XV Edición

Curso 2018 - 2019    

Alejandro Quintana

La rosa de los vientos
Itziar Rus, 17 años

Colegio Entreolivos (Sevilla) 

Ametz es un muchacho que siempre buscó ser capitán de su propio barco. Desde niño soñaba con partir en busca de un tesoro. Y tanto lo soñó que acabó creyendo que aquel tesoro era real. Un día decidió abandonar tierra firme, a pesar de las quejas de su familia y del dolor que él sabía les estaba causando, subió a un barco, lo llenó de víveres, contrató a un par de marineros y se lanzó a la aventura sin saber qué le iba a deparar el futuro. Durante la travesía se dejó guiar por las estrellas, la luna y su intuición.

Si desde niño le había gustado el mar, ahora que navegaba se enamoró de él, de sus profundidades, de sus misterios, de sus habitantes, de la marea, de las olas, de la espuma y de su relajante vaivén. Uno de esos días se tumbó sobre la cubierta del barco. Mientras admiraba las estrellas, se le acercó uno de sus compañeros. Un marinero vasco, del pueblo pesquero de Hondarribia.
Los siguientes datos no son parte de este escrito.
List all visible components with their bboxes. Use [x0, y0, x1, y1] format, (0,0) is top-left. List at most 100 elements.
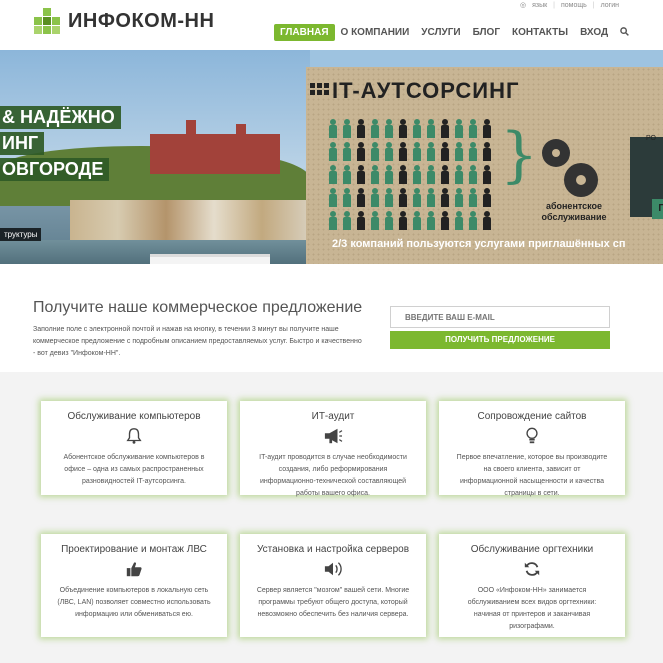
lightbulb-icon: [455, 426, 609, 446]
site-header: ИНФОКОМ-НН ГЛАВНАЯ О КОМПАНИИ УСЛУГИ БЛО…: [0, 0, 663, 50]
hero-caption-line: ИНГ: [0, 132, 45, 155]
person-icon: [370, 165, 380, 184]
offer-text: Заполние поле с электронной почтой и наж…: [33, 326, 362, 357]
person-icon: [412, 165, 422, 184]
hero-small-caption: труктуры: [0, 228, 42, 241]
service-text: Сервер является "мозгом" вашей сети. Мно…: [256, 587, 410, 618]
banner-panel-button: П: [652, 199, 663, 219]
service-title: ИТ-аудит: [311, 411, 355, 422]
person-icon: [328, 211, 338, 230]
nav-item-about[interactable]: О КОМПАНИИ: [335, 24, 416, 41]
banner-gear-label: абонентское обслуживание: [541, 201, 607, 222]
hero-slider[interactable]: & НАДЁЖНО ИНГ ОВГОРОДЕ труктуры IT-АУТСО…: [0, 50, 663, 264]
service-text: Объединение компьютеров в локальную сеть…: [57, 587, 211, 618]
person-icon: [328, 142, 338, 161]
city-photo-buildings: [70, 200, 310, 240]
person-icon: [412, 142, 422, 161]
person-icon: [482, 142, 492, 161]
nav-item-home[interactable]: ГЛАВНАЯ: [274, 23, 335, 41]
service-title: Сопровождение сайтов: [477, 411, 587, 422]
person-icon: [384, 188, 394, 207]
person-icon: [468, 142, 478, 161]
service-text: IT-аудит проводится в случае необходимос…: [259, 454, 407, 497]
person-icon: [370, 188, 380, 207]
email-field[interactable]: [390, 306, 610, 328]
service-card[interactable]: Обслуживание компьютеров Абонентское обс…: [41, 401, 227, 495]
person-icon: [342, 119, 352, 138]
person-icon: [412, 119, 422, 138]
person-icon: [342, 165, 352, 184]
person-icon: [440, 211, 450, 230]
nav-item-blog[interactable]: БЛОГ: [467, 24, 506, 41]
service-text: ООО «Инфоком-НН» занимается обслуживание…: [467, 587, 597, 630]
person-icon: [398, 142, 408, 161]
person-icon: [356, 165, 366, 184]
person-icon: [440, 165, 450, 184]
person-icon: [468, 119, 478, 138]
dots-icon: [310, 83, 329, 95]
service-text: Абонентское обслуживание компьютеров в о…: [63, 454, 205, 485]
person-icon: [440, 119, 450, 138]
person-icon: [468, 188, 478, 207]
person-icon: [412, 188, 422, 207]
person-icon: [440, 188, 450, 207]
person-icon: [468, 211, 478, 230]
person-icon: [384, 119, 394, 138]
person-icon: [370, 142, 380, 161]
person-icon: [370, 211, 380, 230]
person-icon: [426, 211, 436, 230]
person-icon: [342, 142, 352, 161]
people-infographic: [328, 119, 494, 232]
search-icon[interactable]: [614, 20, 635, 44]
person-icon: [482, 188, 492, 207]
person-icon: [482, 119, 492, 138]
service-title: Обслуживание компьютеров: [67, 411, 201, 422]
city-photo-ship: [150, 254, 270, 264]
brace-icon: }: [500, 120, 539, 190]
service-card[interactable]: Обслуживание оргтехники ООО «Инфоком-НН»…: [439, 534, 625, 637]
gear-icon: [542, 139, 570, 167]
services-section: Обслуживание компьютеров Абонентское обс…: [0, 372, 663, 663]
banner-bottom-text: 2/3 компаний пользуются услугами приглаш…: [332, 238, 626, 250]
person-icon: [440, 142, 450, 161]
person-icon: [468, 165, 478, 184]
person-icon: [482, 165, 492, 184]
banner-panel-label: РО: [646, 135, 656, 142]
nav-item-login[interactable]: ВХОД: [574, 24, 614, 41]
megaphone-icon: [256, 426, 410, 446]
person-icon: [328, 119, 338, 138]
hero-caption-line: & НАДЁЖНО: [0, 106, 121, 129]
person-icon: [356, 211, 366, 230]
offer-section: Получите наше коммерческое предложение З…: [0, 285, 663, 372]
city-photo-tower: [236, 124, 246, 140]
person-icon: [342, 188, 352, 207]
hero-caption-line: ОВГОРОДЕ: [0, 158, 110, 181]
service-card[interactable]: Сопровождение сайтов Первое впечатление,…: [439, 401, 625, 497]
service-text: Первое впечатление, которое вы производи…: [456, 454, 608, 497]
service-card[interactable]: ИТ-аудит IT-аудит проводится в случае не…: [240, 401, 426, 497]
person-icon: [454, 165, 464, 184]
person-icon: [426, 119, 436, 138]
offer-title: Получите наше коммерческое предложение: [33, 299, 363, 316]
refresh-icon: [455, 559, 609, 579]
service-card[interactable]: Установка и настройка серверов Сервер яв…: [240, 534, 426, 637]
person-icon: [454, 142, 464, 161]
person-icon: [482, 211, 492, 230]
speaker-icon: [256, 559, 410, 579]
person-icon: [426, 142, 436, 161]
service-card[interactable]: Проектирование и монтаж ЛВС Объединение …: [41, 534, 227, 637]
logo[interactable]: ИНФОКОМ-НН: [34, 8, 214, 34]
nav-item-contacts[interactable]: КОНТАКТЫ: [506, 24, 574, 41]
bell-icon: [57, 426, 211, 446]
gear-icon: [564, 163, 598, 197]
service-title: Проектирование и монтаж ЛВС: [61, 544, 207, 555]
person-icon: [398, 165, 408, 184]
person-icon: [398, 188, 408, 207]
logo-text: ИНФОКОМ-НН: [68, 9, 215, 32]
city-photo-kremlin: [150, 134, 280, 174]
nav-item-services[interactable]: УСЛУГИ: [415, 24, 466, 41]
it-outsourcing-banner: IT-АУТСОРСИНГ } абонентское обслуживание…: [306, 67, 663, 264]
get-offer-button[interactable]: ПОЛУЧИТЬ ПРЕДЛОЖЕНИЕ: [390, 331, 610, 349]
person-icon: [398, 119, 408, 138]
person-icon: [384, 142, 394, 161]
En aquella conversación, el vasco le enseñó cómo se dice «mar» en su lengua, «itsasoa», y el chico le pidió más. «Estrella» era «izarrak» y «viento» era «haizea». Ametz comenzó a aprender la cultura y costumbres de los vascos, para empezar a olvidar el tesoro, al apasionarse con todo lo que podía aprender de sus compañeros.
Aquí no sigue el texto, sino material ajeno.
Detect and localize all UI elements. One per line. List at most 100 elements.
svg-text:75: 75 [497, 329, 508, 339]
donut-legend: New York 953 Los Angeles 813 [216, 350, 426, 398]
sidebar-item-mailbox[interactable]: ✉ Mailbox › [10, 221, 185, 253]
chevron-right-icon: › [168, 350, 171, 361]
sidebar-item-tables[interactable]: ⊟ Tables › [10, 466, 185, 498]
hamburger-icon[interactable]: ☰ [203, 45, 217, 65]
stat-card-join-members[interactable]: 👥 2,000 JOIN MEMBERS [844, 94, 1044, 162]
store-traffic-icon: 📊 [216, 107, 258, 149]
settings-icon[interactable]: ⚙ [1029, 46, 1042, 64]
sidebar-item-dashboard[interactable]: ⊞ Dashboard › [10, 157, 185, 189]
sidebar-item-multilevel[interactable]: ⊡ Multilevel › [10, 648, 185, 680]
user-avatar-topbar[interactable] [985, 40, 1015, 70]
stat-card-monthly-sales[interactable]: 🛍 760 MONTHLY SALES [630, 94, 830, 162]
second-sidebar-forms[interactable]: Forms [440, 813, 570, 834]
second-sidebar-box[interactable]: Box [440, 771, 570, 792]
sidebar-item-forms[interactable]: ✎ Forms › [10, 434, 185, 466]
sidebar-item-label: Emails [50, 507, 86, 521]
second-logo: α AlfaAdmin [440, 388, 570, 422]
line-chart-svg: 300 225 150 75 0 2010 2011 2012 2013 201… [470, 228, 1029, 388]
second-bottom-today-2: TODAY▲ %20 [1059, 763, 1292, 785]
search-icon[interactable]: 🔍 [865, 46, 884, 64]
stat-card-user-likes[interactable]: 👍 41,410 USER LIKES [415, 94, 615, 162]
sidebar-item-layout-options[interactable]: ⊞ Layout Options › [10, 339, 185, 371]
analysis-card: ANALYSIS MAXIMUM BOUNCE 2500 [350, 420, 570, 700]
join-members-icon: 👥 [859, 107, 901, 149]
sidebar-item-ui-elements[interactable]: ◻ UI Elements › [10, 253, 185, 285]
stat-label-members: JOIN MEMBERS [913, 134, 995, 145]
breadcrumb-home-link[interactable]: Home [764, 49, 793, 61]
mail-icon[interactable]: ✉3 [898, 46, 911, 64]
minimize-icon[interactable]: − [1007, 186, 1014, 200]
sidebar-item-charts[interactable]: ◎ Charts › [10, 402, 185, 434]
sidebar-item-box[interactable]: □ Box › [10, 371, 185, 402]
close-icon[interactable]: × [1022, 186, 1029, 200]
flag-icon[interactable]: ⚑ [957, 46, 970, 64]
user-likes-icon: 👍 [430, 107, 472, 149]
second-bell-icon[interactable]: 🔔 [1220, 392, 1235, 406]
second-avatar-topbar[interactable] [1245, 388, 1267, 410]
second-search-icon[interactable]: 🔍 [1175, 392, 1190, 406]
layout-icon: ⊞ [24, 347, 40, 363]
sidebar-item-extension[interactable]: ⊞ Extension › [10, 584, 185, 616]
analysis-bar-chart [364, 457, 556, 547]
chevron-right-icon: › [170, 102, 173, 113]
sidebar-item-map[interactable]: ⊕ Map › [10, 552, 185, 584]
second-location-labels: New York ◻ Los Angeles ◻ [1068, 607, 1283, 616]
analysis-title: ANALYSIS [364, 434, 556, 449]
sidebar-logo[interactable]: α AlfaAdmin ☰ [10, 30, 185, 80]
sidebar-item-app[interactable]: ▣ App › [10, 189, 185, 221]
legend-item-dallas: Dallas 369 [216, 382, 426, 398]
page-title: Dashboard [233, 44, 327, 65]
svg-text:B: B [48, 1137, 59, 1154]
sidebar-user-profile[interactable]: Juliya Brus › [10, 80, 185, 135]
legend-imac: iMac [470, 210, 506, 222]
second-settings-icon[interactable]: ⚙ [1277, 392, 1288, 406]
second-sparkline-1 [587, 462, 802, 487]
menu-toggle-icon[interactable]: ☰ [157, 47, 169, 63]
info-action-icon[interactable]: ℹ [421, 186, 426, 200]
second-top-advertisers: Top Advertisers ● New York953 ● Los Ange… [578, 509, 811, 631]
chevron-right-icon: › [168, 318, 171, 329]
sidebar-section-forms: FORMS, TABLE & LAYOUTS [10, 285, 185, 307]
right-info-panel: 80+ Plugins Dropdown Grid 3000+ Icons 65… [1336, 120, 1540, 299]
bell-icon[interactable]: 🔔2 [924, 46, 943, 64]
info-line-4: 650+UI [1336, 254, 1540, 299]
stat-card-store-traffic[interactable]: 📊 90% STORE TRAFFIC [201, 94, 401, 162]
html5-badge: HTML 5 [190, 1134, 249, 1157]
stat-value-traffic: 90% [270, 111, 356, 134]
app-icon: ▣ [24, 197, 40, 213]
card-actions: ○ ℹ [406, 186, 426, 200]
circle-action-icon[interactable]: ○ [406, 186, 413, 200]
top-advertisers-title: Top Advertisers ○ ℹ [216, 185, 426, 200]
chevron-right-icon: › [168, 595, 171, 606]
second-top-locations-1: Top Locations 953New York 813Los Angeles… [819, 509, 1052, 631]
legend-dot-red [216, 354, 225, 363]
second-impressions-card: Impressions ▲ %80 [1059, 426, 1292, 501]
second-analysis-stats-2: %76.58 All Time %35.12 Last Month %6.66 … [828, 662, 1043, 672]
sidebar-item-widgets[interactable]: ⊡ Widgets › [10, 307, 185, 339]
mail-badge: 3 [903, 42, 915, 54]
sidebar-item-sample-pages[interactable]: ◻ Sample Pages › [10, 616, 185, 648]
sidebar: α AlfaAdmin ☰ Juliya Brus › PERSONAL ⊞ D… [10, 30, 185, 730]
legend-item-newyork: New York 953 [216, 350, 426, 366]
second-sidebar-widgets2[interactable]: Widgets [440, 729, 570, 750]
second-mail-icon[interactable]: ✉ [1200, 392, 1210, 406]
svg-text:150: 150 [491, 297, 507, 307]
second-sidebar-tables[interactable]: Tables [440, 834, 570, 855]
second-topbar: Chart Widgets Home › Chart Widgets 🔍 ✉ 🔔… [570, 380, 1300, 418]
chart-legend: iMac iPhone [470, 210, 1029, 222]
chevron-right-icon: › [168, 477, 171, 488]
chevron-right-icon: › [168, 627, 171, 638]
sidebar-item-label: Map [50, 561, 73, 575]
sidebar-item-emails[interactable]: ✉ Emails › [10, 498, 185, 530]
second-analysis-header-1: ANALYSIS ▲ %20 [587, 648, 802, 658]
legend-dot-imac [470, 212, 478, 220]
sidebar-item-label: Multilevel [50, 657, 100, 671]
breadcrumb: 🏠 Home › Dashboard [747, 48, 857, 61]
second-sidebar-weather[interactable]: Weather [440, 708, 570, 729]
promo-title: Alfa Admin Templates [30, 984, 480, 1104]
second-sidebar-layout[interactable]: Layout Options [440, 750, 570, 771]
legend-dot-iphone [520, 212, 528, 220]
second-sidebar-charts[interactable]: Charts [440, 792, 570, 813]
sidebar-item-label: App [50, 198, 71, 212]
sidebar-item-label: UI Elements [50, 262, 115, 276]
Recorrieron todos los mares de norte a sur, de este a oeste. Mucho tiempo después, cansado, decidió volver con su familia.

Una vez en el continente, comenzó a sentirse vacío. Anhelaba seguir aprendiendo de aquellos marineros, a los que consideraba amigos. Sintió la necesidad de recuperar el barco y a su tripulación. Dejó todas sus cosas y se dirigió a Hondarribia en busca del vasco, que le mostró su tierra, costumbres y tradiciones. Un día el marinero le enseñó una pequeña imagen: una estrella de cuatro puntas que marcaban los puntos cardinales y que estaba un poco inclinada hacia la derecha. Le explicó que había utilizado aquella estrella para no perderse en el océano. De hecho, era un instrumento para mantenerse en el rumbo correcto. El vasco la llamaba La rosa de los vientos.

Poco después, juntos Ametz y el marinero, recuperaron el barco y volvieron a partir para surcar los mares.

Ametz nunca llegó a encontrar el tesoro, pero La rosa de los vientos y su nuevo amigo fueron sus guías en medio de las tempestades y de los peligros del mar.